No deaths due to manual scavenging, 161 died cleaning sewers in 3 years: Centre
“There is no report of deaths due to manual scavenging. However, 161 persons have died due to accidents while undertaking hazardous cleaning of sewer and septic tanks during the last three years,” the Centre told Parliament.
There is no report of deaths due to manual scavenging but 161 people died in accidents while undertaking cleaning of sewers and septic tanks in the last three years, the Centre said on Wednesday.

“There is no report of deaths due to manual scavenging. However, 161 persons have died due to accidents while undertaking hazardous cleaning of sewer and septic tanks during the last three years,” Union minister of social justice and empowerment Virendra Kumar said in a written statement in the Rajya Sabha.

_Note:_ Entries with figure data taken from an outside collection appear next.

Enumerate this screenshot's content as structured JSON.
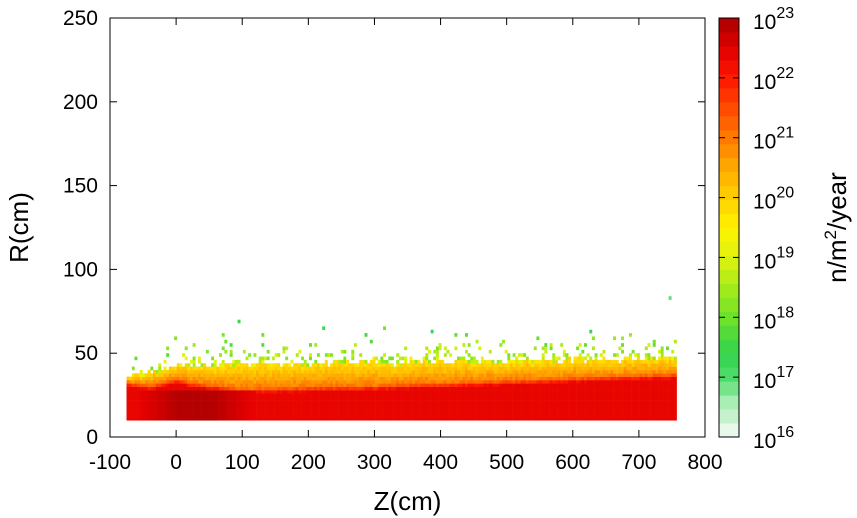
{
  "chart_data": {
    "type": "heatmap",
    "xlabel": "Z(cm)",
    "ylabel": "R(cm)",
    "xlim": [
      -100,
      800
    ],
    "ylim": [
      0,
      250
    ],
    "x_ticks": [
      "-100",
      "0",
      "100",
      "200",
      "300",
      "400",
      "500",
      "600",
      "700",
      "800"
    ],
    "y_ticks": [
      "0",
      "50",
      "100",
      "150",
      "200",
      "250"
    ],
    "colorbar": {
      "label_parts": [
        "n/m",
        "2",
        "/year"
      ],
      "scale": "log",
      "range_exp": [
        16,
        23
      ],
      "ticks": [
        {
          "base": "10",
          "exp": "16"
        },
        {
          "base": "10",
          "exp": "17"
        },
        {
          "base": "10",
          "exp": "18"
        },
        {
          "base": "10",
          "exp": "19"
        },
        {
          "base": "10",
          "exp": "20"
        },
        {
          "base": "10",
          "exp": "21"
        },
        {
          "base": "10",
          "exp": "22"
        },
        {
          "base": "10",
          "exp": "23"
        }
      ],
      "stops": [
        [
          16.0,
          "#ffffff"
        ],
        [
          16.2,
          "#d8f5dc"
        ],
        [
          16.6,
          "#a6eeb3"
        ],
        [
          17.0,
          "#4fdc6a"
        ],
        [
          17.4,
          "#33d24e"
        ],
        [
          18.0,
          "#6ee22a"
        ],
        [
          18.5,
          "#a6eb1a"
        ],
        [
          19.0,
          "#dff20e"
        ],
        [
          19.5,
          "#fff200"
        ],
        [
          20.0,
          "#ffd000"
        ],
        [
          20.5,
          "#ffaa00"
        ],
        [
          21.0,
          "#ff7a00"
        ],
        [
          21.5,
          "#ff4a00"
        ],
        [
          22.0,
          "#ff1800"
        ],
        [
          22.5,
          "#e20000"
        ],
        [
          23.0,
          "#a80000"
        ]
      ]
    },
    "flux_map": {
      "z_range": [
        -75,
        757
      ],
      "r_inner_cm": 10,
      "red_upper_cm": [
        [
          -75,
          33
        ],
        [
          -40,
          31
        ],
        [
          0,
          35
        ],
        [
          20,
          33
        ],
        [
          100,
          29
        ],
        [
          300,
          31
        ],
        [
          500,
          34
        ],
        [
          757,
          38
        ]
      ],
      "yellow_upper_cm": [
        [
          -75,
          36
        ],
        [
          -40,
          38
        ],
        [
          0,
          42
        ],
        [
          100,
          43
        ],
        [
          300,
          44
        ],
        [
          500,
          45
        ],
        [
          757,
          47
        ]
      ],
      "dark_core": {
        "z_center_cm": 30,
        "z_halfwidth_cm": 90,
        "r_top_cm": 28,
        "log_flux": 22.9
      },
      "log_flux_red": 22.4,
      "log_flux_orange": 21.0,
      "log_flux_yellow": 19.8,
      "sparse_fringe_max_r_cm": 90
    }
  }
}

Tamil Nadu reported the highest number of such deaths at 27, followed by Uttar Pradesh with 26 , he added.
Kumar’s statement was in response to a query by Bharatiya Janata Party (BJP) MP Mahesh Podda who sought to know how many manual scavengers had died in the last three years.

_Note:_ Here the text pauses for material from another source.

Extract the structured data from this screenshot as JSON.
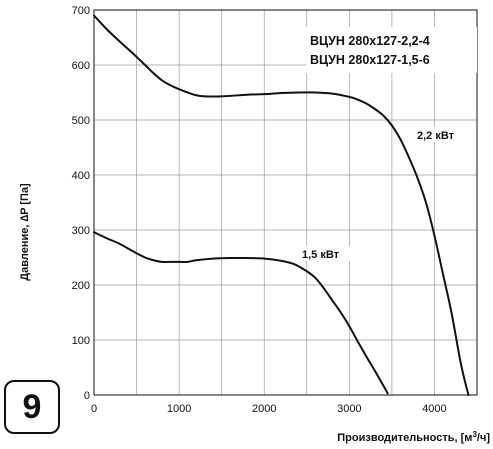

Manual scavenging is banned under the Prohibition of Employment As Manual Scavengers and Their Rehabilitation Act, 2013. The government has differentiated between deaths due to manual scavenging and those that have occurred while cleaning sewers. Experts have maintained that cleaning sewers and septic tanks is a mere extension of the now-banned practice of manual scavenging or the cleaning of human excreta by hand.

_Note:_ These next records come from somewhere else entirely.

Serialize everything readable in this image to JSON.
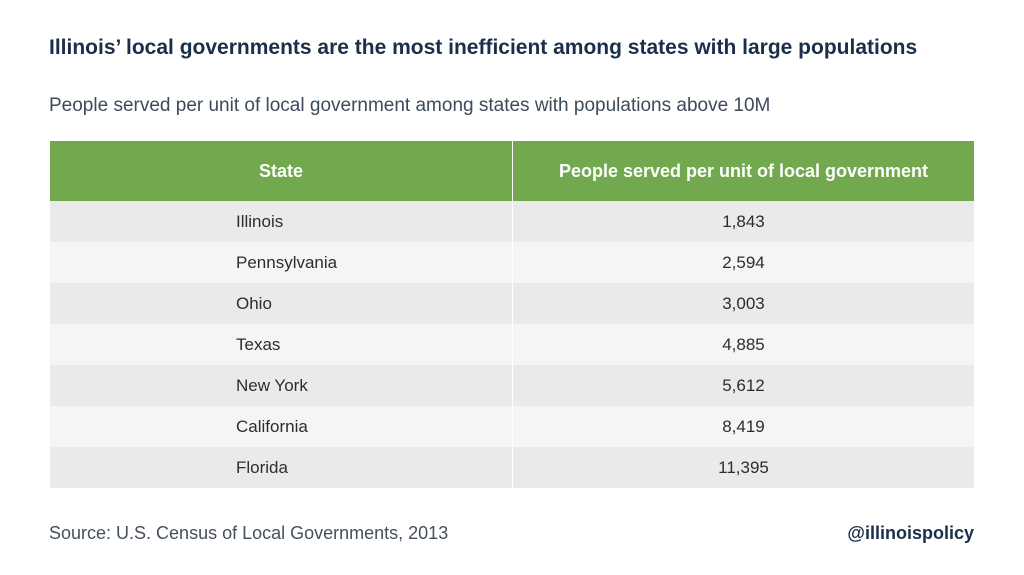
{
  "title": "Illinois’ local governments are the most inefficient among states with large populations",
  "subtitle": "People served per unit of local government among states with populations above 10M",
  "source": "Source: U.S. Census of Local Governments, 2013",
  "handle": "@illinoispolicy",
  "colors": {
    "header_bg": "#72a84e",
    "row_odd": "#eaeaeb",
    "row_even": "#f6f5f3"
  },
  "chart_data": {
    "type": "table",
    "columns": [
      "State",
      "People served per unit of local government"
    ],
    "rows": [
      {
        "state": "Illinois",
        "value": "1,843"
      },
      {
        "state": "Pennsylvania",
        "value": "2,594"
      },
      {
        "state": "Ohio",
        "value": "3,003"
      },
      {
        "state": "Texas",
        "value": "4,885"
      },
      {
        "state": "New York",
        "value": "5,612"
      },
      {
        "state": "California",
        "value": "8,419"
      },
      {
        "state": "Florida",
        "value": "11,395"
      }
    ]
  }
}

The minister told the Upper House that 58,098 manual scavengers were identified across the country in two separate surveys in 2013 and 2018. All of them were provided with one-time cash assistance of ₹40,000 under the Scheme for Rehabilitation of Manual Scavengers (SRMS), he said.
Uttar Pradesh has the highest number of manual scavengers, he added.
The ministry had launched a mobile app – Swachchata Abhiyaan – in 2020 to identify and geotag the data of insanitary latrines and manual scavengers. “Not a single insanitary latrine has been confirmed so far,” Kumar said.
Reacting to the government’s statement, Bezwada Wilson, founder of Safai Karmachari Andolan which aims to eradicate manual scavenging from the country, said: “The practice of cleaning dry latrines is very prevalent in Uttar Pradesh, Madhya Pradesh, Bihar and Jammu & Kashmir. We have evidence for this and each time we try to share the same, the safai karmachaaris are harassed by the government and police… in such circumstances, people may not come and openly give a statement.”